Ray Kroc’s first McDonalds in Des Plaines, IL, is now a historic site. Image credit: Matt Thorpe CC BY-NC-ND 2.0
I’ve complained before about Russ Roberts’ Econ Talk failing to note the importance of economic rent and land costs. So I was pretty pleased to hear his guest Philip Auerswald say
I think the hero in all this, and I talk about this in The Code Economy, turns out to be Henry George. I mean, I think he really, you know, the 19th century U.S. economist–and he really anticipated these phenomena more clearly than anybody.
Pleased enough to read Auerswald’s new book. And he does get a lot of what George wrote about.
Auerswald’s main point seems to be that an economy doesn’t just have inputs and outputs, but what’s more important is the methods by which the inputs are used to produce the outputs. That’s “code,” and folks have been using it for 40,000 years. In recent centuries, standardization and automation of various kinds have increased productivity — the amount of stuff which a given amount of inputs could produce.
And, as we see computers and machine-driven processes increasingly capable of replacing human labor, what will humans do? He endorses Henry George’s analysis that, as productivity increases, rents will increase. And he supports the citizens’ dividend (tho he does not use the term), to be funded by a land value tax.

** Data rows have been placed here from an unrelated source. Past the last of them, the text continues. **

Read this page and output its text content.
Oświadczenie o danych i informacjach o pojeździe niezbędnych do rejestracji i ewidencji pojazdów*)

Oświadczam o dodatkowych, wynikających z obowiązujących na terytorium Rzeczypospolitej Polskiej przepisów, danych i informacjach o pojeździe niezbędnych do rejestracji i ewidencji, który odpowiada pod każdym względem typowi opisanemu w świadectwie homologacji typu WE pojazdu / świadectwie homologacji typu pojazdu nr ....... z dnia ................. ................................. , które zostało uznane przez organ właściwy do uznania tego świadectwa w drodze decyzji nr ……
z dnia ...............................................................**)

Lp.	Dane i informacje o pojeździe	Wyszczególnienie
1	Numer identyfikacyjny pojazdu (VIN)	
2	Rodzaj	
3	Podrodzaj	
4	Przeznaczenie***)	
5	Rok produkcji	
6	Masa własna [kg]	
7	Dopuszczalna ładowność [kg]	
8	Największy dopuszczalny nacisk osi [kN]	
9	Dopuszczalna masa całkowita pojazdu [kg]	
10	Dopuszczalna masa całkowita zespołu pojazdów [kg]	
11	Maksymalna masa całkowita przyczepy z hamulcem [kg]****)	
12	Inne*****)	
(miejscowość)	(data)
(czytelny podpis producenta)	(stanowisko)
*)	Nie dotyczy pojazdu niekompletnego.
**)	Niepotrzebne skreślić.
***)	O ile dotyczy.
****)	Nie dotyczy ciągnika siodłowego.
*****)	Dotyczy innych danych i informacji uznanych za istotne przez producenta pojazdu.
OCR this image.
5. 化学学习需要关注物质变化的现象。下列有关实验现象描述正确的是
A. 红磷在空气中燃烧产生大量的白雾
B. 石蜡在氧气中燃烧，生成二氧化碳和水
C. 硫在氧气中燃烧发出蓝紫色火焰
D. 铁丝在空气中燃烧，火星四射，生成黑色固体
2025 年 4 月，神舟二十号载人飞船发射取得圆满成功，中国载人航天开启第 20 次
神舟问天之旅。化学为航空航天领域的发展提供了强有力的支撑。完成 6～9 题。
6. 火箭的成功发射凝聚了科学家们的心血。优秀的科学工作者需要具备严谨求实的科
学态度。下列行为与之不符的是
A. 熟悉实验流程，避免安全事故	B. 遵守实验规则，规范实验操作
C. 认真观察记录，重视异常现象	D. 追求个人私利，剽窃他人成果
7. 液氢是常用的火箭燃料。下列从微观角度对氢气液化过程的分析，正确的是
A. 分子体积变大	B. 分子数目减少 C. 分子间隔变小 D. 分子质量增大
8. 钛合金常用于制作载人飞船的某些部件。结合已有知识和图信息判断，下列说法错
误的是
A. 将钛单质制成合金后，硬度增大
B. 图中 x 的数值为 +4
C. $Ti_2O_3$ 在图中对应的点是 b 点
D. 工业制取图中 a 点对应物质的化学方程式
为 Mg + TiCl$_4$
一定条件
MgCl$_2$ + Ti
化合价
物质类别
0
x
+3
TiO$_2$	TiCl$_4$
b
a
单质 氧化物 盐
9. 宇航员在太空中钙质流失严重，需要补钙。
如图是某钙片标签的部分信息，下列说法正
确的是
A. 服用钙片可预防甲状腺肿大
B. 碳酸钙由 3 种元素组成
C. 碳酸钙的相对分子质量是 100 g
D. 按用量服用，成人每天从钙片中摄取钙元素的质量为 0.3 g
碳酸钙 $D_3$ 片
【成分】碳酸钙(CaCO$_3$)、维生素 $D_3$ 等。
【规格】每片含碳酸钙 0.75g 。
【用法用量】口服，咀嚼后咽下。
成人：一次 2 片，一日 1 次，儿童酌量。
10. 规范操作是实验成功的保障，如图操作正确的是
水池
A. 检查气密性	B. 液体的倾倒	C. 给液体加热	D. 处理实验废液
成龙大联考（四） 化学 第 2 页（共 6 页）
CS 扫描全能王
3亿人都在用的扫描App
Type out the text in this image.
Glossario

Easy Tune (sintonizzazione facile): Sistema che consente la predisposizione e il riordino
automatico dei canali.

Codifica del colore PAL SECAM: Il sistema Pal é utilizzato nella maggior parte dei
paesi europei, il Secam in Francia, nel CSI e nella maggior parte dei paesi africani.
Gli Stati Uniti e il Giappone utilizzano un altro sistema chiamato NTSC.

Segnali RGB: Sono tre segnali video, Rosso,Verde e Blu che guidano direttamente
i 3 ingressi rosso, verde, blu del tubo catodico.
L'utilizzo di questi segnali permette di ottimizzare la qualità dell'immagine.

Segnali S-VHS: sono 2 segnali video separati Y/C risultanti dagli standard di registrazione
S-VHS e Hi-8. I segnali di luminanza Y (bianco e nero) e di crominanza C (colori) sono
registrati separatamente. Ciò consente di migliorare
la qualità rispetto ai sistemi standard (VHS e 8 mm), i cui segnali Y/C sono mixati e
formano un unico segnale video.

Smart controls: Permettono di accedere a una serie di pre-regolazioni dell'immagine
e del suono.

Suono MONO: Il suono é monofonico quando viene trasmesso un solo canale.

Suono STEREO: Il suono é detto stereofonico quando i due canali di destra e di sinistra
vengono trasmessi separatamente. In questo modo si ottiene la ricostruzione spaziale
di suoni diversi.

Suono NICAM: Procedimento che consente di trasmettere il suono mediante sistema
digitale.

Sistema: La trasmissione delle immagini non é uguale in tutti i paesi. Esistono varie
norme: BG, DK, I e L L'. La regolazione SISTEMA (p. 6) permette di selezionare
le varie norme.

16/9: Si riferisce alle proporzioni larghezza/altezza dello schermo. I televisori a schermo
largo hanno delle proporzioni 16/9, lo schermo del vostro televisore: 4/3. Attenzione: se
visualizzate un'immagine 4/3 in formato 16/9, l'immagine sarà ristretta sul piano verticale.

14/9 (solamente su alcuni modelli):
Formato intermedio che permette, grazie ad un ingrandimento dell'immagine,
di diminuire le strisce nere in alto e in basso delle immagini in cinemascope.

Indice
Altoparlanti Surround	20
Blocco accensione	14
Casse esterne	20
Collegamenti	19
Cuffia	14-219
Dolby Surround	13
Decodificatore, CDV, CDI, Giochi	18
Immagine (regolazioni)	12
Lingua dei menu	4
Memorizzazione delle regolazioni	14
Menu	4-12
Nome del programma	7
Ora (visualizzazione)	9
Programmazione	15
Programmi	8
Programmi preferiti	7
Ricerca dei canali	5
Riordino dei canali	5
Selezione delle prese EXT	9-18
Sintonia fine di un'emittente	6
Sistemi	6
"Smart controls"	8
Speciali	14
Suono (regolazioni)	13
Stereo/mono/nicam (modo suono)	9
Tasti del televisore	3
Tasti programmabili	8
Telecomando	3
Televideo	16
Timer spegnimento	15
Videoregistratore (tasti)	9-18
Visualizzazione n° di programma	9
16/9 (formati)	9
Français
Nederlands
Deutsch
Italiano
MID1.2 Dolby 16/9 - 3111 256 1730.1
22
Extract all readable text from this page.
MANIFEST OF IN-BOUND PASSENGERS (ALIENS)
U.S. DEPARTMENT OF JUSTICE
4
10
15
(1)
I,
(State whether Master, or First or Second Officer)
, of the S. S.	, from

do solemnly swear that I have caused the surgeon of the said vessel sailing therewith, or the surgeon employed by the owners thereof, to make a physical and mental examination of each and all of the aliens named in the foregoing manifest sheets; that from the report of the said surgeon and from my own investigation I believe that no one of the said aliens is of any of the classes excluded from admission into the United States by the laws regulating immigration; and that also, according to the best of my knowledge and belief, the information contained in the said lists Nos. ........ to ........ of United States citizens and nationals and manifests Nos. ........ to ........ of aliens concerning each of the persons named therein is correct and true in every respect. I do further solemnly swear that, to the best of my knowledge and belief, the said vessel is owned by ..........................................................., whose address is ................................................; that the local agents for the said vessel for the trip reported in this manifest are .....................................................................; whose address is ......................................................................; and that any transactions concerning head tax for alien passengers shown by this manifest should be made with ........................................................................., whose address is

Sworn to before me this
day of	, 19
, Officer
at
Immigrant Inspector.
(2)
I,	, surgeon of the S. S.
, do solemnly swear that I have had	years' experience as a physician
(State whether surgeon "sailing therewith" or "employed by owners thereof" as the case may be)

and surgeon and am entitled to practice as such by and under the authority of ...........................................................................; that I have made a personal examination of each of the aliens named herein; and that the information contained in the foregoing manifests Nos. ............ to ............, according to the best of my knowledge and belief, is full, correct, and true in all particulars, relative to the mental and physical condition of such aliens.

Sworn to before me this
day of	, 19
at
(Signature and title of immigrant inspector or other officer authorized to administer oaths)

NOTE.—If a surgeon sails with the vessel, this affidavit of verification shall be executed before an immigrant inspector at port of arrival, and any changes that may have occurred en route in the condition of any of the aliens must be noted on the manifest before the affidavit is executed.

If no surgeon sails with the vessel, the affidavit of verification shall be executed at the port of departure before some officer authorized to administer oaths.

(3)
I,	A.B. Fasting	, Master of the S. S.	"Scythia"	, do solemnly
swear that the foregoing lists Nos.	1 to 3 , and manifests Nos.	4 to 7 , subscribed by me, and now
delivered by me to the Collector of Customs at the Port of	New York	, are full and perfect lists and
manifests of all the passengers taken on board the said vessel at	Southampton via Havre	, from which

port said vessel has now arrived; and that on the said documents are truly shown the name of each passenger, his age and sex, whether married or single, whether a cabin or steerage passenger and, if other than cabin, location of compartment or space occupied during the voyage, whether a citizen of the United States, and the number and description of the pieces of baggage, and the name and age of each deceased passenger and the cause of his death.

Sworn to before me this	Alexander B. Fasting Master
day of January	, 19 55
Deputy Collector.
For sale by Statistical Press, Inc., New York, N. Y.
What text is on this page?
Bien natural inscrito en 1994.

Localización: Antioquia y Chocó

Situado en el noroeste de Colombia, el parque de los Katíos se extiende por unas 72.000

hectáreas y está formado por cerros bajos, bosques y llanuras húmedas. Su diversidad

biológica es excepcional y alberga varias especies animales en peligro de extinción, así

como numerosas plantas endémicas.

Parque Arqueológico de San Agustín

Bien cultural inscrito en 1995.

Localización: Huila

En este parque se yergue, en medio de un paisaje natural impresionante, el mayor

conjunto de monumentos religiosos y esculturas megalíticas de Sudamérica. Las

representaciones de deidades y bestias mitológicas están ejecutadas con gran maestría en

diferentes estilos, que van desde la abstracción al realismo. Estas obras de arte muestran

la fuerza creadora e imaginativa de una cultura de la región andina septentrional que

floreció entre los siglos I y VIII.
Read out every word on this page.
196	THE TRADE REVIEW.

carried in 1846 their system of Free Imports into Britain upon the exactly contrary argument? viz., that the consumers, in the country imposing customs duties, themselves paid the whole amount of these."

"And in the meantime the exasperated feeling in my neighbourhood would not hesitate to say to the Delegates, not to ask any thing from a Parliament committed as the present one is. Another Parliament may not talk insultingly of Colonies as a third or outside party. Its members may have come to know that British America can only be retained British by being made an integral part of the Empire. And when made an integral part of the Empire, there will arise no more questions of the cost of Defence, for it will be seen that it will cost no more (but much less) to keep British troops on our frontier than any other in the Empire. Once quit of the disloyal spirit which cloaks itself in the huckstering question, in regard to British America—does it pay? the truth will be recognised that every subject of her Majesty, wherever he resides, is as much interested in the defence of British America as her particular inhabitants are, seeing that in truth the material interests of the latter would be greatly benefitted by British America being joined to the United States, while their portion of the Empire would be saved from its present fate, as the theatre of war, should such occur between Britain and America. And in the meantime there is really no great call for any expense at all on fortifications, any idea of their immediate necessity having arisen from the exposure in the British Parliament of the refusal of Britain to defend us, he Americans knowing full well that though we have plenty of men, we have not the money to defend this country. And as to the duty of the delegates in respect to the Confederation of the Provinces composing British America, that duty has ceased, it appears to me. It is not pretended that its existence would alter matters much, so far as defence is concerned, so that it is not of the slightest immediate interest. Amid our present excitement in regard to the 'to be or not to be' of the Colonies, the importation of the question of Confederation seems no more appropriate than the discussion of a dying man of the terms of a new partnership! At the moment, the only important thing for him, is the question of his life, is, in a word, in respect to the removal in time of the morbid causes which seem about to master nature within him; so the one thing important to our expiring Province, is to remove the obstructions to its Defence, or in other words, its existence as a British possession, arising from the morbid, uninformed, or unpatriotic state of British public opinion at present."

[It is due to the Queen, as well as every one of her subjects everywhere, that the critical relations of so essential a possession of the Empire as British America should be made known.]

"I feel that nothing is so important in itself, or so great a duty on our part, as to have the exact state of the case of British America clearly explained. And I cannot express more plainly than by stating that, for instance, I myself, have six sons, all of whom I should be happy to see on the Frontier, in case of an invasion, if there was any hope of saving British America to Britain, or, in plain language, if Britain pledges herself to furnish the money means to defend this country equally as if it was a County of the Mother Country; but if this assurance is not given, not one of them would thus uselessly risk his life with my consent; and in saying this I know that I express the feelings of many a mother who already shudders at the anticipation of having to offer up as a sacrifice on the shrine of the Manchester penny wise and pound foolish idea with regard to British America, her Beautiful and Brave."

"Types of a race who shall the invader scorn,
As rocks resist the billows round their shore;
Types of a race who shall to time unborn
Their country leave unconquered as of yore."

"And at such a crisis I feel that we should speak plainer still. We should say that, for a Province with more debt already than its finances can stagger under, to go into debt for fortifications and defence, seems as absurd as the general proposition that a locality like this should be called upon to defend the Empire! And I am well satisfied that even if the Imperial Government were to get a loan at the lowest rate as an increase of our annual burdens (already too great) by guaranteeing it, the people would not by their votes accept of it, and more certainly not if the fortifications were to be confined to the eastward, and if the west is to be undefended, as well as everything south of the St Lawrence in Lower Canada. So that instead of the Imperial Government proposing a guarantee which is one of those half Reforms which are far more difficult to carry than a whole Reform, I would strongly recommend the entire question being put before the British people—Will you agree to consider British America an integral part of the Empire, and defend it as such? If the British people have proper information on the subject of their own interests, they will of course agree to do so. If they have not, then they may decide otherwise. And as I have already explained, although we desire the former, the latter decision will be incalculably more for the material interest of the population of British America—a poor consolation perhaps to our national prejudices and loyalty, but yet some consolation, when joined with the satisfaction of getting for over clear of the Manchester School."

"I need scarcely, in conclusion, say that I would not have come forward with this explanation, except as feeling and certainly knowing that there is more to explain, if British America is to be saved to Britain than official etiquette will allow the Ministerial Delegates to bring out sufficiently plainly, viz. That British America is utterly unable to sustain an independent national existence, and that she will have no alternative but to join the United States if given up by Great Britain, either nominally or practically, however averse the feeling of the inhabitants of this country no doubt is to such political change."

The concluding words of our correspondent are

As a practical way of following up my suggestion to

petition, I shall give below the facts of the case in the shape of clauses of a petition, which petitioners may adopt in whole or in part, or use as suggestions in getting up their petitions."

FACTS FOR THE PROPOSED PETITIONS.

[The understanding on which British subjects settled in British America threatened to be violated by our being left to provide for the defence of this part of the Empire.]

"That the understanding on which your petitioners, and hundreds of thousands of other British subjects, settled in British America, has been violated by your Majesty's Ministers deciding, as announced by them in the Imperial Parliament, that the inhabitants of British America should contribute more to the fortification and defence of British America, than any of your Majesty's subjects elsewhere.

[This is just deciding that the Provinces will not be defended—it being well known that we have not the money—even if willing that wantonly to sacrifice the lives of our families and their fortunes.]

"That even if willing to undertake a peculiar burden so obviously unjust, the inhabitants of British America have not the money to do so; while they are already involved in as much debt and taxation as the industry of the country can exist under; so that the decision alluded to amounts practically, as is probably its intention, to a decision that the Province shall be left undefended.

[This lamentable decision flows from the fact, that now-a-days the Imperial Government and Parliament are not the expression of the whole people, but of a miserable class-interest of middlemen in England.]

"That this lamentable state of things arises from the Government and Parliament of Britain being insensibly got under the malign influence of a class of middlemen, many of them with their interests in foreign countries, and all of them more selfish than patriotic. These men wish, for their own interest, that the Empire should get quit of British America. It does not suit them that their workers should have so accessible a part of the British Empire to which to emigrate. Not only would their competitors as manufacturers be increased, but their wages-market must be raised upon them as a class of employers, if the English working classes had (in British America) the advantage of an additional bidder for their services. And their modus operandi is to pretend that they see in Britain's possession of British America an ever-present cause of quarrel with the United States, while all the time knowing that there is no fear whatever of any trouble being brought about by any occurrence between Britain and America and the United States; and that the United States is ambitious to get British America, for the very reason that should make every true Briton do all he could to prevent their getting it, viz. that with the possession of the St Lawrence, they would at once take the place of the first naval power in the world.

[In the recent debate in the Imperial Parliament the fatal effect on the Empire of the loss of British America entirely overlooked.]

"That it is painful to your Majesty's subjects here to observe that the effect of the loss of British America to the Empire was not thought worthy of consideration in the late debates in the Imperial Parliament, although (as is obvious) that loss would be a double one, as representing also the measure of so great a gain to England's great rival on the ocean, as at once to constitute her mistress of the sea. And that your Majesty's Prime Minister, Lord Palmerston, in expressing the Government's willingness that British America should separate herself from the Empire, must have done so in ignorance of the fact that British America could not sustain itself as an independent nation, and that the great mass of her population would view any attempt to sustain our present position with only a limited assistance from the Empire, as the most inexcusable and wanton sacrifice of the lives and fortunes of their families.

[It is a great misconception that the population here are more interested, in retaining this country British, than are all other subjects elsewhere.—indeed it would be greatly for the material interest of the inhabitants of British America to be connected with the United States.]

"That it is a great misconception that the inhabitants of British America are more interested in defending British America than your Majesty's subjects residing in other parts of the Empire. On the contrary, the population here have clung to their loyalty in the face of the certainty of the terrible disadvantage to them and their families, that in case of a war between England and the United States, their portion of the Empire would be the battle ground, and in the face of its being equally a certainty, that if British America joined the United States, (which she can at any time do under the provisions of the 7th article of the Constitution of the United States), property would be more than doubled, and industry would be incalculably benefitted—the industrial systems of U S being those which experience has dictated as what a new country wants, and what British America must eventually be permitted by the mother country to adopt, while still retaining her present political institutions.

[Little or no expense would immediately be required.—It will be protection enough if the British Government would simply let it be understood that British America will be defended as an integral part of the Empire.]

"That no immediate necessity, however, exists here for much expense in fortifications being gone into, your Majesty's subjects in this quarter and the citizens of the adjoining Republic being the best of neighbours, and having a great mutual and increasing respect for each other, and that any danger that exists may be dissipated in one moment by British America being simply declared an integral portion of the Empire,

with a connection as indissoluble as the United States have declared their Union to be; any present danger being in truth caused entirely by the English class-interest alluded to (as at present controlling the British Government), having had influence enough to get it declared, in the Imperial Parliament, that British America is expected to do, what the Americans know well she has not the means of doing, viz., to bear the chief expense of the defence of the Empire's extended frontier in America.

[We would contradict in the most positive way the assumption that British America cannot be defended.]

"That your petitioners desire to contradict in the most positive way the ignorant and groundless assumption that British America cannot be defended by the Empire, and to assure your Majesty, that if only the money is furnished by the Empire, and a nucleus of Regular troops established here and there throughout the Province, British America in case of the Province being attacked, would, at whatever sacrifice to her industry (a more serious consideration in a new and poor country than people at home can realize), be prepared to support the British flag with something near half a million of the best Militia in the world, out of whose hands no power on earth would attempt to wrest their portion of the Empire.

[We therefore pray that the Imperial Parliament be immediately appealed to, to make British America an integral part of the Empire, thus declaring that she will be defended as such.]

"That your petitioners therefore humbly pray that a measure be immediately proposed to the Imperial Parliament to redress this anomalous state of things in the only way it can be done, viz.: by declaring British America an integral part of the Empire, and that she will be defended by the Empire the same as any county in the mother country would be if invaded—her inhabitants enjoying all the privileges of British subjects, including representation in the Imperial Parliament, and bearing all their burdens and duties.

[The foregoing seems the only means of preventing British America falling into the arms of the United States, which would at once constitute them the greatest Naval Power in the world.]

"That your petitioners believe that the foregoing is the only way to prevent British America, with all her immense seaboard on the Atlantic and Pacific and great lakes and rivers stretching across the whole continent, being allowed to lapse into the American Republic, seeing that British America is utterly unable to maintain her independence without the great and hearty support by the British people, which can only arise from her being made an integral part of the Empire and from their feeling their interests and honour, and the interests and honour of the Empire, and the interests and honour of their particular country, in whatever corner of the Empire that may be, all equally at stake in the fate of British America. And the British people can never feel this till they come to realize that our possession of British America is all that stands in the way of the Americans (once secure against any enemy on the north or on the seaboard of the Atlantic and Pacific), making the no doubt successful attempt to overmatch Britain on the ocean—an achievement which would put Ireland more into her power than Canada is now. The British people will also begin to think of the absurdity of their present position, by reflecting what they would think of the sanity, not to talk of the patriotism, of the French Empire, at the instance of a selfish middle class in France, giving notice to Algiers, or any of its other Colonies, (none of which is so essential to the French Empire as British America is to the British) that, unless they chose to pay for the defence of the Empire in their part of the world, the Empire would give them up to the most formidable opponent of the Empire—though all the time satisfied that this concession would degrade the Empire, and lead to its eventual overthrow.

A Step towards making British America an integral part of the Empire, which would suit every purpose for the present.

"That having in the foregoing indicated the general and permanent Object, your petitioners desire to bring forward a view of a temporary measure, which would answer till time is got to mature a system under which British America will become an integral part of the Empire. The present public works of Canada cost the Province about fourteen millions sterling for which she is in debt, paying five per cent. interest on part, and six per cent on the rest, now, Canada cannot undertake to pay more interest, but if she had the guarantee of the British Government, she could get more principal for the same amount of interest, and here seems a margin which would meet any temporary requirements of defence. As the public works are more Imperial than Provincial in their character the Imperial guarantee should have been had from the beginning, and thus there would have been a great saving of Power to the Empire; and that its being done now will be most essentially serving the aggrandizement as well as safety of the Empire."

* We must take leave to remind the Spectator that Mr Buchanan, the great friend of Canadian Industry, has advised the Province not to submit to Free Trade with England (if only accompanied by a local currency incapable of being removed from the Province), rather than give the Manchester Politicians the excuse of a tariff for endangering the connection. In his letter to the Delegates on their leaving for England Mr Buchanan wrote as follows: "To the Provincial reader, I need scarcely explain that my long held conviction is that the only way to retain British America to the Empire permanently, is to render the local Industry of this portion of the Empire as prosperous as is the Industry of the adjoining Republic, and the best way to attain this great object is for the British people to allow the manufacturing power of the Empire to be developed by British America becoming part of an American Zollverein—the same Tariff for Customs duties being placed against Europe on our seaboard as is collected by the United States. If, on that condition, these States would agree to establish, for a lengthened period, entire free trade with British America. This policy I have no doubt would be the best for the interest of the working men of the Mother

But his concluding pages seem to assume that, of course everyone will have a guaranteed income from land rent, no problem there, but what will people do with their time? To George, the problem was to get a fair distribution (not redistribution, because by right the rent belongs to everybody) of wealth, which he expected would result, over time, in social progress and a more constructive community. When I look at Wikipedia, Flickr, some blogs and a bunch of other internet resources, I tend to agree with George. Auerswald assumes the wealth distribution, but doesn’t assume that people and the community will improve. If I looked at Facebook or some other sites I might agree with him.
Auerswald also makes interesting use of the concept of comparative advantage, applying it to humans exchanging work with machines. Machines can do certain kinds of work millions of times faster than humans, so logically machines should do such work. In other tasks the difference might be much less, so those tasks would remain with humans (tho I would guess at much lower wages than currently.) And then there are some “low-volume, high-price” tasks which might remain human monopolies.
*****If you’re not the editor of Auerswald’s book, stop reading here*****
This book is full of irritating errors. On page 2 is a list of ingredients for chocolate chip cookies, comprising butter, sugar, water, salt, and chocolate chips — but no flour. Page 92 says “slavery was abolished in the British Empire in 1807,” while Wikipedia provides various dates, depending on your definition, in the 1830s or 1840s. Page 120 places Ray Kroc’s first McDonalds in “Desplaines, California.” Page 175 calls Zipcar a “ridesharing” platform, corrected on page 213 to “car-sharing.” “As Henry George understood nearly a century ago” on page 232 doesn’t seem likely regarding a man who died in 1897 mentioned in a 2017 book. There are probably more, that historians or various kinds of geeks would notice.